Rendement brut illustratif de ~20 %. La réduction est plafonnée à l'IR barème disponible (~ 25 000 €), ce qui limite la souscription optimale à ~ 12 500 € dans cet exemple.

Option barème pour les dividendes : quel impact ?

Si le rentier opte pour l'imposition de ses dividendes au barème progressif (option globale, art. 200 A CGI), deux effets se produisent. D'un côté, l'IR total au barème augmente (les 50 000 € de dividendes s'ajoutent aux revenus fonciers), ce qui peut porter l'IR barème de 25 000 € à 40 000 € ou plus — augmentant la base Girardin disponible. De l'autre côté, l'impôt total peut augmenter si la TMI sur les dividendes dépasse 12,8 % (seuil PFU) : à TMI 41 %, l'option barème coûte 28,2 points d'IR supplémentaire sur les dividendes. L'arbitrage n'est favorable que si la TMI marginale des dividendes est inférieure à 30 % — ce qui n'est pas le cas ici. L'option barème n'est donc pas recommandée dans cet exemple.

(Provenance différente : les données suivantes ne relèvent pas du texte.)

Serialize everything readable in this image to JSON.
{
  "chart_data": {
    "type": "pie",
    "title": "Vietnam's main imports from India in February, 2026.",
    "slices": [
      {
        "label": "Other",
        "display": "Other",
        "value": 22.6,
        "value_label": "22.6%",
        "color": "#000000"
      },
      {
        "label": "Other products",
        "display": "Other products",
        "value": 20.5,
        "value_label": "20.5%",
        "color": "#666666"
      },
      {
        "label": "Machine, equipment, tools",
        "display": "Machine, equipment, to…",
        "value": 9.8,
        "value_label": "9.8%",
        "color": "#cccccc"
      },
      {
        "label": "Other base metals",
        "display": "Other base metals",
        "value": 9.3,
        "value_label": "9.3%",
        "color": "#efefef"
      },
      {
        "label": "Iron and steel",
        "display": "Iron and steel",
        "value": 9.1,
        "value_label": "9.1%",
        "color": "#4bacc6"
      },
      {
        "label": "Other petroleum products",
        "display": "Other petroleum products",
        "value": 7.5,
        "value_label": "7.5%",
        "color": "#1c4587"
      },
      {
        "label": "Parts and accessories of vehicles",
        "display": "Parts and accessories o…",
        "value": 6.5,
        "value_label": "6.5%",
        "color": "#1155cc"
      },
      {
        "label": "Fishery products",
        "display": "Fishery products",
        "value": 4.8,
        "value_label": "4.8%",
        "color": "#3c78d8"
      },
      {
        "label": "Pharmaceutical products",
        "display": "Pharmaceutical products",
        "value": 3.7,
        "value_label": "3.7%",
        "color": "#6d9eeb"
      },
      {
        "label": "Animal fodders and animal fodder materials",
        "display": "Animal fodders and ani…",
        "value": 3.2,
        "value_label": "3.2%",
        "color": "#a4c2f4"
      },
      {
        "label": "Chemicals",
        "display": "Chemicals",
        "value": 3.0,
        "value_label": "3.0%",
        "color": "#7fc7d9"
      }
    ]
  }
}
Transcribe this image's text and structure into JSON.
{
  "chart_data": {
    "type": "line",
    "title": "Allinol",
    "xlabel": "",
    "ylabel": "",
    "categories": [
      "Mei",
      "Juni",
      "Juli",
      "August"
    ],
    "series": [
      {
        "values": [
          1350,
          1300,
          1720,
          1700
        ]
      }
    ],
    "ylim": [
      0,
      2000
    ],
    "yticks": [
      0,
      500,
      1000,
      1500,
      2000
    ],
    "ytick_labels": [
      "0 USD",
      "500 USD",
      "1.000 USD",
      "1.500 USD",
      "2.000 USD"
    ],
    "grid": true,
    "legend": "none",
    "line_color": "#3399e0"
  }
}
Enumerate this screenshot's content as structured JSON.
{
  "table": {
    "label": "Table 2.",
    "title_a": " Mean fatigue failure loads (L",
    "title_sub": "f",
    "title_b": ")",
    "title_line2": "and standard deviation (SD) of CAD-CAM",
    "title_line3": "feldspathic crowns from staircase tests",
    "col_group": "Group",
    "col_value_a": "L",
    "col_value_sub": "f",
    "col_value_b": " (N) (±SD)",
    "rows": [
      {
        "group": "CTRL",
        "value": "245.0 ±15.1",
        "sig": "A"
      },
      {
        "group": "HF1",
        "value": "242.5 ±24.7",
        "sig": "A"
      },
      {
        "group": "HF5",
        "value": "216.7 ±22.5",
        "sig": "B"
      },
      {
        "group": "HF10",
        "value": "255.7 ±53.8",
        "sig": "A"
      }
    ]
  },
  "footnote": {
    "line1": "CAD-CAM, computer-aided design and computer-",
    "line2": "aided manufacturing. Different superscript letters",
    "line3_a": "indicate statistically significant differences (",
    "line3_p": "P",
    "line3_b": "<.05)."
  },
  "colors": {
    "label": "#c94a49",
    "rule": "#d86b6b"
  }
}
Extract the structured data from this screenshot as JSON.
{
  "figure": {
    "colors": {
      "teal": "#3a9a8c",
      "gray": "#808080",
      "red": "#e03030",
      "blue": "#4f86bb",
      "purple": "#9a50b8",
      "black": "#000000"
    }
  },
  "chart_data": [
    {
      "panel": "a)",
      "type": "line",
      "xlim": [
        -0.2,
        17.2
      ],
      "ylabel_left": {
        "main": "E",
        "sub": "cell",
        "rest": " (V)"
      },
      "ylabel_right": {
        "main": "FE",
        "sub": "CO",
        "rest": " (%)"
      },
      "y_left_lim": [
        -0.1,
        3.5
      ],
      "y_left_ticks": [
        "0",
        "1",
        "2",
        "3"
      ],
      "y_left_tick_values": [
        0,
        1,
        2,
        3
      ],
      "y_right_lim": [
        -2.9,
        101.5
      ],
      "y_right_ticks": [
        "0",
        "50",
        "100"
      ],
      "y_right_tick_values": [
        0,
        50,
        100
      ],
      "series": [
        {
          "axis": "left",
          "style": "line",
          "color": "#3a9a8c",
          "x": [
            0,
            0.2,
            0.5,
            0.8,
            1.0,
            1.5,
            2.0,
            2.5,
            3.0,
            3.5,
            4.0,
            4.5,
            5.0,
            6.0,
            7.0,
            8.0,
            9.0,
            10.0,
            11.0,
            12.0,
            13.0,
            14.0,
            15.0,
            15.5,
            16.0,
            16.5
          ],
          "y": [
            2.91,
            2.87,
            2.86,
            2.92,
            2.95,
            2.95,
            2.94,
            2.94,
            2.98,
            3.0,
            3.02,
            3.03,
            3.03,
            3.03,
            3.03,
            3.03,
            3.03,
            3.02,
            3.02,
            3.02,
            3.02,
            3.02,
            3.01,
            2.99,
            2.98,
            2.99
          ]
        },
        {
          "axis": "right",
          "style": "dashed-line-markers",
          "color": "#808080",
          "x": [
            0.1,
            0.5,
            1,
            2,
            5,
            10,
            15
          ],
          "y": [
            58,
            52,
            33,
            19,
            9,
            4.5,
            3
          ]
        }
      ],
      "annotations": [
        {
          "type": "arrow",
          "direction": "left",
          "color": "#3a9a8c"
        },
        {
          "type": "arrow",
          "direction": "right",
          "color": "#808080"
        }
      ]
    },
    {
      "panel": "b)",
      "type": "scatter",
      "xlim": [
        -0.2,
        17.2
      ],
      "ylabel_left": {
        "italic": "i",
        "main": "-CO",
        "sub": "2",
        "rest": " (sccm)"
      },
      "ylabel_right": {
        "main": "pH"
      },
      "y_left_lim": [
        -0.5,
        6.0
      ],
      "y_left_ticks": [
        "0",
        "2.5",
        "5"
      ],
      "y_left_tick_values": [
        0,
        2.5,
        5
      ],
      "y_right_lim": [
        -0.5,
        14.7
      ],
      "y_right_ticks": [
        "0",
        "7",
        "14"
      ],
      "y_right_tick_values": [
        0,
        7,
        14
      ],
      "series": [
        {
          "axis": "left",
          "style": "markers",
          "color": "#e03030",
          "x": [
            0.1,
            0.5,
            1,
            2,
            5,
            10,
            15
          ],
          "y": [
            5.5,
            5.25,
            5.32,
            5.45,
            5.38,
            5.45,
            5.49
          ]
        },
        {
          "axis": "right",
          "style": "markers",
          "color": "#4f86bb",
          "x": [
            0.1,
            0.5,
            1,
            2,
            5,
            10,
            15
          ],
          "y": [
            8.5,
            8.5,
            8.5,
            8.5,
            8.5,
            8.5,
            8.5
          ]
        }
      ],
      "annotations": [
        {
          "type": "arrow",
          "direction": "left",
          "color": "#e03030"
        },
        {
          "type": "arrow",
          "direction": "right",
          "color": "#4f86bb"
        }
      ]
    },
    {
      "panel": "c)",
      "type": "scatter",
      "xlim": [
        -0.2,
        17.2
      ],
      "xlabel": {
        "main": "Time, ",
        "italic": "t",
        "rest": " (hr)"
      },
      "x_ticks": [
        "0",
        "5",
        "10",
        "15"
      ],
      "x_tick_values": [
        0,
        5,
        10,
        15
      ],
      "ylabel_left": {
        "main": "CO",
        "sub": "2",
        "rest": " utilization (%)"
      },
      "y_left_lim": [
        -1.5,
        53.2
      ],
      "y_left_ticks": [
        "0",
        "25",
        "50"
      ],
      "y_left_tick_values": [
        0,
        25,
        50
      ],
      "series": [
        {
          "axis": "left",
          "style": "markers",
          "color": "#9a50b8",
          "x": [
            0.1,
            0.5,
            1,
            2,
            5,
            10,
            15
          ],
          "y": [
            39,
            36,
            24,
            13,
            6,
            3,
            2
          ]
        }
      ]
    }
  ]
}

Stratégie pluriannuelle et revenus fonciers

Les revenus fonciers du rentier sont généralement stables et prévisibles, ce qui facilite la planification pluriannuelle du Girardin. Une souscription régulière de 12 000 € à 15 000 € par an (selon le niveau exact de l'IR barème) permet de tirer parti du plafond disponible chaque exercice. Sur cinq exercices, l'économie nette cumulée avoisine 12 500 € à 15 000 €.

La réduction peut être significativement augmentée si des travaux importants (déficit foncier) viennent, certaines années, réduire le revenu foncier net imposable — et donc l'IR disponible. Dans ce cas, la souscription Girardin doit être calibrée à la baisse pour cette année spécifique. La stratégie de lissage pluriannuel s'applique directement à ce profil. La page TMI 41 % présente les scénarios les plus fréquents pour ce niveau de revenus.

Clause de non-recours et profil patrimonial

Pour un rentier dont le patrimoine est déjà constitué, le Girardin représente un investissement court (15 000 € immobilisés cinq ans sans récupération de capital) pour un rendement net modeste (3 000 €) mais certain et non imposable. La clause de non-recours est systématiquement présente et limite la responsabilité à la mise initiale. La Garantie de Bonne Fin (G3F) est une option complémentaire payante utile pour les rentiers qui souhaitent sécuriser la position fiscale sans démarche administrative. Financière Outre-Mer opère sous l'agrément préfectoral n° 102025 971 004 et accompagne chaque souscripteur dans l'ensemble du processus déclaratif sur les cinq ans d'engagement.

Avertissement : ce cas pratique est illustratif. La situation d'un rentier est spécifique et requiert une analyse personnalisée de la composition des revenus, notamment pour déterminer la part éligible à l'imputation Girardin. Consultez un conseiller fiscal agréé avant toute décision d'investissement.